Japan actually was well aware of the threat from EVs much earlier, with some smaller carmakers favoring moving into EVs but the move was being sabotaged by bigger carmakers betting on hydrogen fuel cell vehicles. Toyota, the kingpin of the Japanese automakers took the lead, with the blessing of the Japanese Government, and, as you know, other Japanese carmakers had to fall in line.
The main reason for Japanese automakers choosing hydrogen fuel cell development, as I understand, was because Japan knew that China had monopolistic control of the raw materials for batteries, which Japan did not have, and Japan was afraid of facing the Chinese leverage in that sector. Japan therefore betted on hydrogen fuel cell vehicle development. That was how Japan lost the edge in EVs.
The USA on the other hand was still arrogantly fighting the introduction of EVs as recently as Trump's first term presidency. Then he was even reported to have threatened to punish buyers of EVs. Trump is a fan of fossil fuel extraction and expanded fracking during his term. He even claimed that climate change is a hoax. Tesla was into building EVs, and it is turning into a tale of 'strange bedfellows' that Elon Musk had supported Trump's election campaign with his US$270 million contribution. Let us see how this is going to play out.
Today, Honda and Nissan are discussing merger to fight the EV battle. Both are now losing big money, and they assume that coming together will give them a better chance of survival. Mitsubishi is also figuring in the merger. Mergers seldom achieve much success as different ways and systems do not always fit well together but let us wait and see. Will two negatives make a positive? I am not too sure.

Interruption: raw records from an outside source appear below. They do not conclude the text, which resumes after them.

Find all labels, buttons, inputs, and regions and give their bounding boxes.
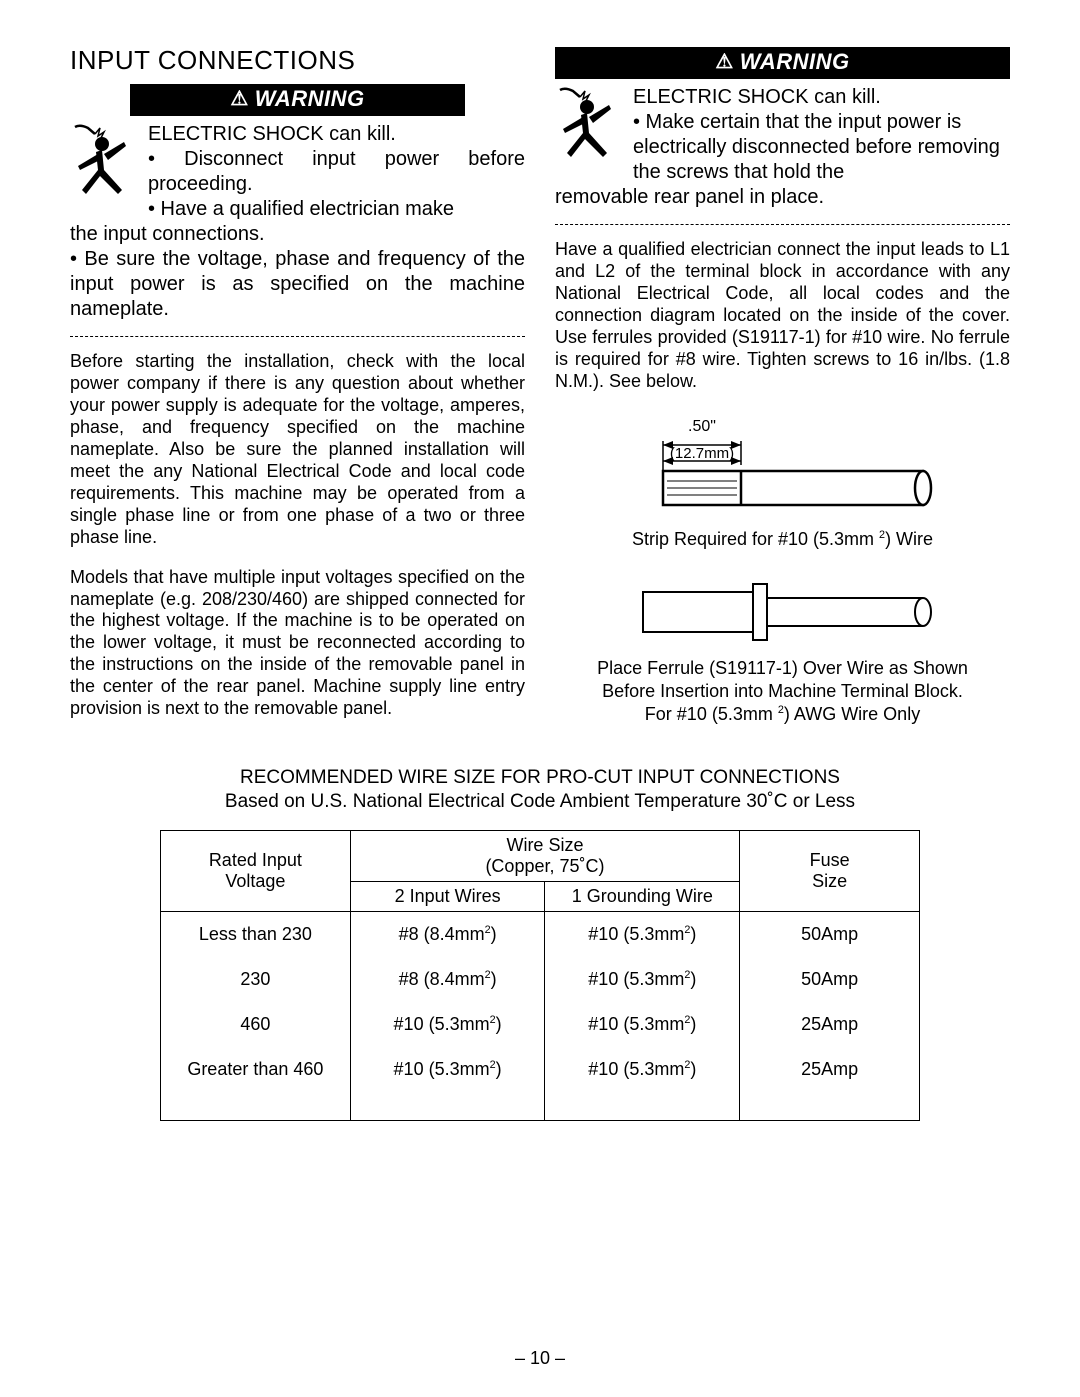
th-wire-size: Wire Size(Copper, 75˚C): [350, 830, 740, 881]
ferrule-diagram: [623, 572, 943, 652]
warning-triangle-icon: [715, 51, 733, 73]
table-row: 460 #10 (5.3mm2) #10 (5.3mm2) 25Amp: [161, 1002, 920, 1047]
wire-strip-diagram: .50" (12.7mm): [623, 413, 943, 523]
warning-content-right: ELECTRIC SHOCK can kill. • Make certain …: [555, 85, 1010, 185]
bullet-1: • Disconnect input power before proceedi…: [148, 147, 525, 197]
electric-shock-icon: [555, 85, 623, 165]
bullet-2-partial: • Have a qualified electrician make: [148, 197, 525, 222]
shock-heading-right: ELECTRIC SHOCK can kill.: [633, 85, 1010, 110]
table-row: Greater than 460 #10 (5.3mm2) #10 (5.3mm…: [161, 1047, 920, 1121]
warning-bar-right: WARNING: [555, 47, 1010, 79]
ferrule-caption-3: For #10 (5.3mm 2) AWG Wire Only: [555, 704, 1010, 725]
warning-text-right: ELECTRIC SHOCK can kill. • Make certain …: [633, 85, 1010, 185]
table-title-1: RECOMMENDED WIRE SIZE FOR PRO-CUT INPUT …: [70, 766, 1010, 790]
right-bullet-partial: • Make certain that the input power is e…: [633, 110, 1010, 185]
ferrule-caption-1: Place Ferrule (S19117-1) Over Wire as Sh…: [555, 658, 1010, 679]
strip-dim-mm: (12.7mm): [669, 445, 733, 462]
warning-triangle-icon: [230, 88, 248, 110]
left-para-2: Models that have multiple input voltages…: [70, 567, 525, 721]
warning-bar-left: WARNING: [130, 84, 465, 116]
strip-dim-in: .50": [688, 418, 716, 435]
warning-label: WARNING: [255, 86, 365, 111]
electric-shock-icon: [70, 122, 138, 202]
th-input-wires: 2 Input Wires: [350, 881, 545, 911]
wire-size-table: Rated InputVoltage Wire Size(Copper, 75˚…: [160, 830, 920, 1121]
shock-heading: ELECTRIC SHOCK can kill.: [148, 122, 525, 147]
table-body: Less than 230 #8 (8.4mm2) #10 (5.3mm2) 5…: [161, 911, 920, 1120]
right-bullet-cont: removable rear panel in place.: [555, 185, 1010, 210]
warning-label: WARNING: [740, 49, 850, 74]
section-title: INPUT CONNECTIONS: [70, 45, 525, 76]
right-column: WARNING ELECTRIC SHOCK can kill. • Make …: [555, 45, 1010, 738]
left-column: INPUT CONNECTIONS WARNING ELECTRIC SHOCK…: [70, 45, 525, 738]
divider-left: [70, 336, 525, 337]
strip-caption: Strip Required for #10 (5.3mm 2) Wire: [555, 529, 1010, 550]
th-fuse-size: FuseSize: [740, 830, 920, 911]
page-number: – 10 –: [0, 1348, 1080, 1369]
table-title-2: Based on U.S. National Electrical Code A…: [70, 790, 1010, 814]
warning-content-left: ELECTRIC SHOCK can kill. • Disconnect in…: [70, 122, 525, 222]
right-para: Have a qualified electrician connect the…: [555, 239, 1010, 393]
th-rated-voltage: Rated InputVoltage: [161, 830, 351, 911]
wire-size-table-section: RECOMMENDED WIRE SIZE FOR PRO-CUT INPUT …: [70, 766, 1010, 1121]
ferrule-caption-2: Before Insertion into Machine Terminal B…: [555, 681, 1010, 702]
bullet-3: • Be sure the voltage, phase and frequen…: [70, 247, 525, 322]
bullet-2-cont: the input connections.: [70, 222, 525, 247]
th-grounding-wire: 1 Grounding Wire: [545, 881, 740, 911]
warning-text-left: ELECTRIC SHOCK can kill. • Disconnect in…: [148, 122, 525, 222]
table-row: 230 #8 (8.4mm2) #10 (5.3mm2) 50Amp: [161, 957, 920, 1002]
divider-right: [555, 224, 1010, 225]
left-para-1: Before starting the installation, check …: [70, 351, 525, 549]
two-column-layout: INPUT CONNECTIONS WARNING ELECTRIC SHOCK…: [70, 45, 1010, 738]
table-row: Less than 230 #8 (8.4mm2) #10 (5.3mm2) 5…: [161, 911, 920, 957]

Stellantis is one example of mergers that can still run into problems and is not doing well at all. Volkswagen is another grouping of big mergers, having big problems and closing factories. Are these not lessons to be learnt? Got eyes no see says Virgo.
Anonymous
2 comments:
Merging and hoping to win the EV war is already a lost cause. Japanese carmakers are making cars using expensive imported energy, high labor costs and a dwindling Chinese market. This is made worse by the falling Japanese Yen, which means imported energy cost are also escalating.
Japanese cars are also not going to sell well in the Global South countries competing with China. They will have to sell their cars at huge losses. Does that make any difference with what they are going through today?
Merger may allow the cutting of some jobs, sharing of machinery and savings on wages to cut cost. If that is the intention, why not do it separately, which achieves the same objective. Or is the move just to make the Chinese EV makers shiver in their pants by creating another mega car maker? Just look at Volkswagen and learn its lesson first. The Germans are as innovative as the Japanese and yet find it extremely difficult to compete globally, having to close factories. It was a hard pill to swallow. Big and intimidating means nothing but being competitive is something. And who can compete with Chinese EV makers in terms of pricing? China has the cheap energy, the supply chain, the head-start and innovative ideas and above all the market to boast of.
I think China has the best of both worlds. The ability to leverage on its over-capacity and the advantage of having a ready big domestic market to compete in are what makes China unique. Where else and who has that kind of advantage to speak off. Those that have the capacity to produce lacks the domestic market to sell to and have to rely on exporting. And which is the biggest market for most of their products? China of course.
Inbreeding does not produce better offsprings.